Più vicini al versante concettuale dell'opera-installazione gli esiti di Gabriella Maldifassi, tra volute di tessuti e spirali di oricalco color avorio e oro, con le reti aeree come leggeri e cinetici "mobiles", le impronte di spiagge visitate dai naufragi, le curve carezze di filo spinato sui veli delle spose.
Il pensiero va alle illusioni ed alle disperazioni della nostra epoca. I lager legali e "governativi" dall'altra parte del Mare Nostrum. I tragici e violenti malintesi nell'amore, nella famiglia, nel grado zero della non-cultura di massa. Il disagio di un'intera civiltà, nella quale la nevrotica tranquillità di pochi è adagiata sopra la sofferenza di molti. 
Eppure l'arte non si limita mai a rappresentare il figurabile. Anche in questa circostanza, non può che provare a raffigurare ciò che è senza figura. "La carne che non si vede mai, il fondo delle cose" - come lo chiamava Lacan.
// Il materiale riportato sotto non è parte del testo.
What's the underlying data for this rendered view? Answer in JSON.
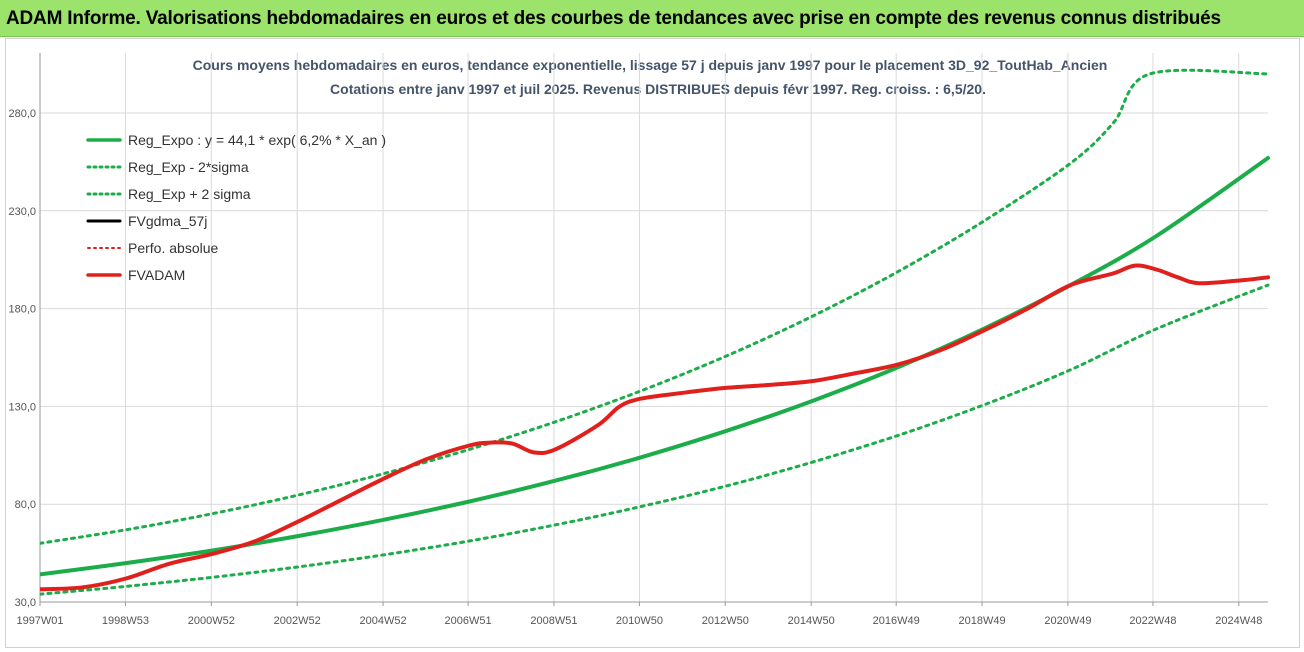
{
  "banner": {
    "title": "ADAM Informe. Valorisations hebdomadaires en euros et des courbes de tendances avec prise en compte des revenus connus distribués"
  },
  "chart_data": {
    "type": "line",
    "title": "Cours moyens hebdomadaires en euros, tendance exponentielle, lissage 57 j depuis janv 1997 pour le placement 3D_92_ToutHab_Ancien",
    "subtitle": "Cotations entre janv 1997 et juil 2025. Revenus DISTRIBUES depuis févr 1997. Reg. croiss. : 6,5/20.",
    "xlabel": "",
    "ylabel": "",
    "ylim": [
      30,
      280
    ],
    "xlim": [
      1997.0,
      2025.6
    ],
    "y_ticks": [
      "30,0",
      "80,0",
      "130,0",
      "180,0",
      "230,0",
      "280,0"
    ],
    "x_ticks": [
      {
        "label": "1997W01",
        "x": 1997.0
      },
      {
        "label": "1998W53",
        "x": 1998.99
      },
      {
        "label": "2000W52",
        "x": 2000.99
      },
      {
        "label": "2002W52",
        "x": 2002.99
      },
      {
        "label": "2004W52",
        "x": 2004.99
      },
      {
        "label": "2006W51",
        "x": 2006.97
      },
      {
        "label": "2008W51",
        "x": 2008.97
      },
      {
        "label": "2010W50",
        "x": 2010.96
      },
      {
        "label": "2012W50",
        "x": 2012.96
      },
      {
        "label": "2014W50",
        "x": 2014.96
      },
      {
        "label": "2016W49",
        "x": 2016.94
      },
      {
        "label": "2018W49",
        "x": 2018.94
      },
      {
        "label": "2020W49",
        "x": 2020.94
      },
      {
        "label": "2022W48",
        "x": 2022.92
      },
      {
        "label": "2024W48",
        "x": 2024.92
      }
    ],
    "grid": true,
    "legend_position": "top-left",
    "series": [
      {
        "name": "Reg_Expo : y = 44,1 * exp( 6,2% *  X_an )",
        "color": "#1CAD4A",
        "style": "solid",
        "width": 4,
        "x": [
          1997,
          1999,
          2001,
          2003,
          2005,
          2007,
          2009,
          2011,
          2013,
          2015,
          2017,
          2019,
          2021,
          2023,
          2025.6
        ],
        "values": [
          44.1,
          49.9,
          56.3,
          63.7,
          72.0,
          81.4,
          92.0,
          104.0,
          117.6,
          132.9,
          150.2,
          169.9,
          192.0,
          217.1,
          257.0
        ]
      },
      {
        "name": "Reg_Exp - 2*sigma",
        "color": "#1CAD4A",
        "style": "dotted",
        "width": 3,
        "x": [
          1997,
          1999,
          2001,
          2003,
          2005,
          2007,
          2009,
          2011,
          2013,
          2015,
          2017,
          2019,
          2021,
          2023,
          2025.6
        ],
        "values": [
          34.0,
          38.0,
          42.6,
          47.9,
          54.1,
          61.2,
          69.4,
          78.8,
          89.4,
          101.6,
          115.3,
          130.9,
          148.7,
          169.6,
          192.0
        ]
      },
      {
        "name": "Reg_Exp + 2 sigma",
        "color": "#1CAD4A",
        "style": "dotted",
        "width": 3,
        "x": [
          1997,
          1999,
          2001,
          2003,
          2005,
          2007,
          2009,
          2011,
          2013,
          2015,
          2017,
          2019,
          2021,
          2022,
          2022.85,
          2025.6
        ],
        "values": [
          60.0,
          66.9,
          75.1,
          84.6,
          95.6,
          108.0,
          122.1,
          138.0,
          155.9,
          176.2,
          199.1,
          225.0,
          254.3,
          275.0,
          300.0,
          300.0
        ]
      },
      {
        "name": "FVgdma_57j",
        "color": "#000000",
        "style": "solid",
        "width": 3,
        "x": [],
        "values": []
      },
      {
        "name": "Perfo. absolue",
        "color": "#E0201C",
        "style": "dotted",
        "width": 2,
        "x": [],
        "values": []
      },
      {
        "name": "FVADAM",
        "color": "#E0201C",
        "style": "solid",
        "width": 4,
        "x": [
          1997,
          1998,
          1999,
          2000,
          2001,
          2002,
          2003,
          2004,
          2005,
          2006,
          2007,
          2007.5,
          2008,
          2008.5,
          2009,
          2010,
          2010.5,
          2011,
          2012,
          2013,
          2014,
          2015,
          2016,
          2017,
          2018,
          2019,
          2020,
          2021,
          2022,
          2022.5,
          2023,
          2023.5,
          2024,
          2025,
          2025.6
        ],
        "values": [
          36.5,
          37.5,
          42.0,
          49.5,
          54.5,
          61.0,
          71.0,
          82.0,
          93.0,
          103.0,
          110.0,
          111.5,
          111.0,
          106.5,
          108.0,
          120.5,
          130.0,
          134.0,
          137.0,
          139.5,
          141.0,
          143.0,
          147.0,
          151.5,
          159.0,
          169.0,
          180.0,
          192.0,
          198.0,
          202.0,
          200.0,
          196.0,
          193.0,
          194.5,
          196.0
        ]
      }
    ]
  }
}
Il segreto assoluto - e con esso anche la vocazione del sacro, scandito in una liturgia dolente e profana dalle catacombali sonorizzazioni postmoderne delle musiche eseguite in loco da Mario Eugenio Cominotti.
Certo, qui l'arte non possiede più neanche la lucente bellezza degli oggetti ideali. Nemmeno il gioco onirico e grottesco degli "objets trouvés" surrealisti. Solo la dimensione scabrosa delle cose, ossa tatuate, transistor tra i rifiuti. I trenta denari sparpagliati fuori da un vaso abbandonato. Come ancora succede, l'arte guarda il proprio tempo e scorge il riflesso cieco dell'indovino Tiresia, di cui Sofocle diceva: "Non può più parlare, ma può cantare parole incomprensibili".
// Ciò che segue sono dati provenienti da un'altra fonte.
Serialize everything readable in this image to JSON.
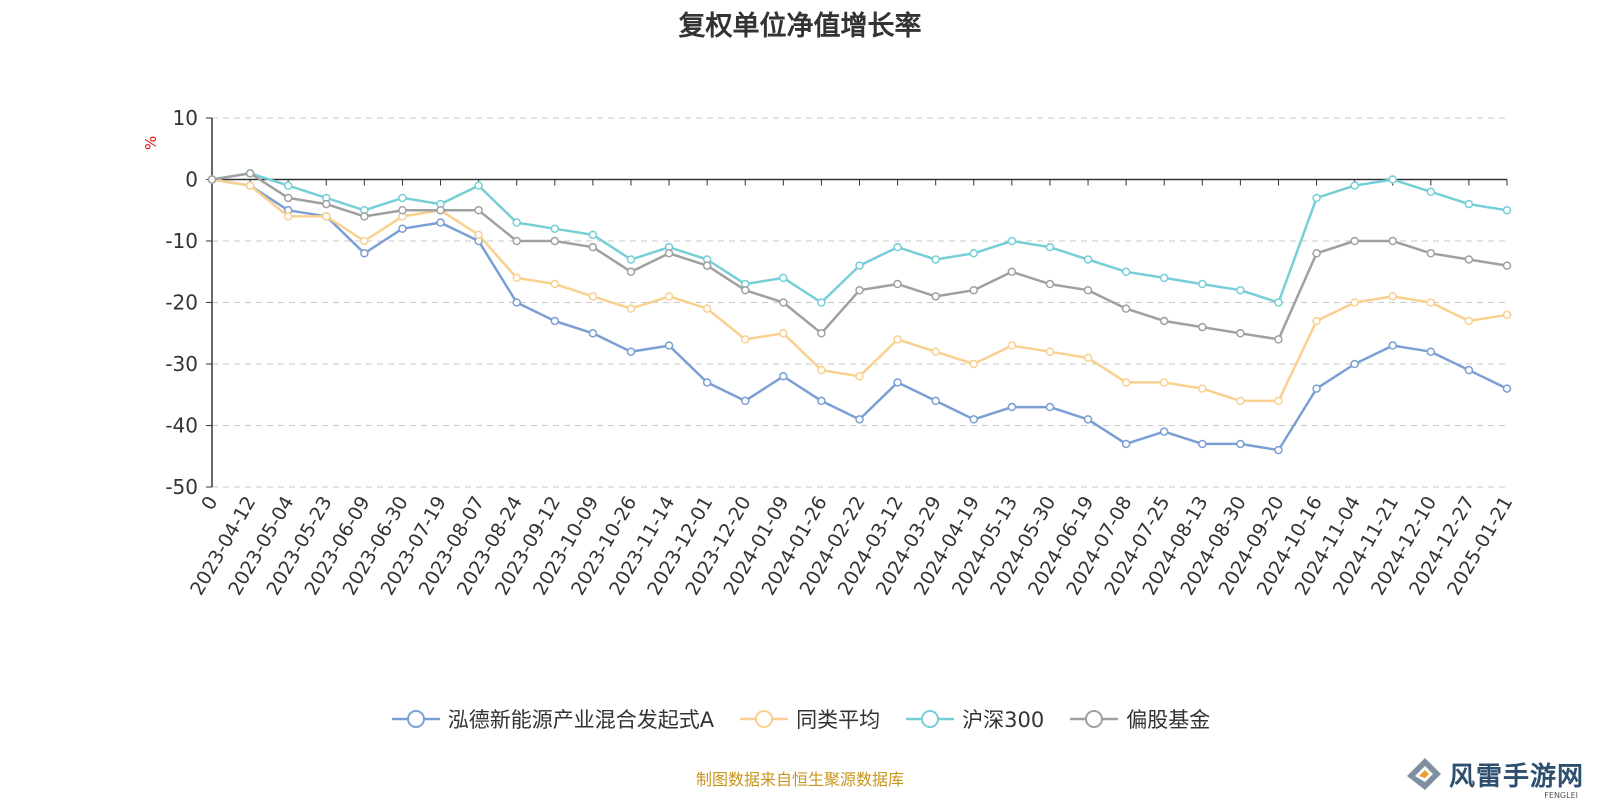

Perché le scarpe incolonnate in cammino, loro - pallidi calzari vuoti - disabitati dagli umani per i quali non c'è più sentiero possibile, soltanto muri? Perché il sorriso di Antigone, nell'estremo sguardo rivolto indietro, alla sua città, prima dell'esecuzione?
Come sempre accade, l'arte osserva il presente, lo arde in un solo gesto senza più passato e senza futuro, nell'atto che Hegel chiamava l'"immediato svanire". Abbandonato anche - in una sorta di oltrepassamento - lo stupore della tecnica, essa ritrova la sua scabra disciplina circumnavigando il centro vuoto di tutte le cose. Quello che la religione si prodiga di colmare di commozione e la fede di pietas. Quello che la scienza si sforza di suturare con la ragione.
Che cosa resterà dell'opera d'arte? In una delle sue rarissime risposte, Alberto Burri si schermiva: "Nulla, rimane solo il dolore". Ma nell'attesa di incontrare, di fuori - nelle prigioni della mente - la piena dilagante dell'inautenticità, che fascino qui, tra queste mura, la nuda sincerità del vuoto.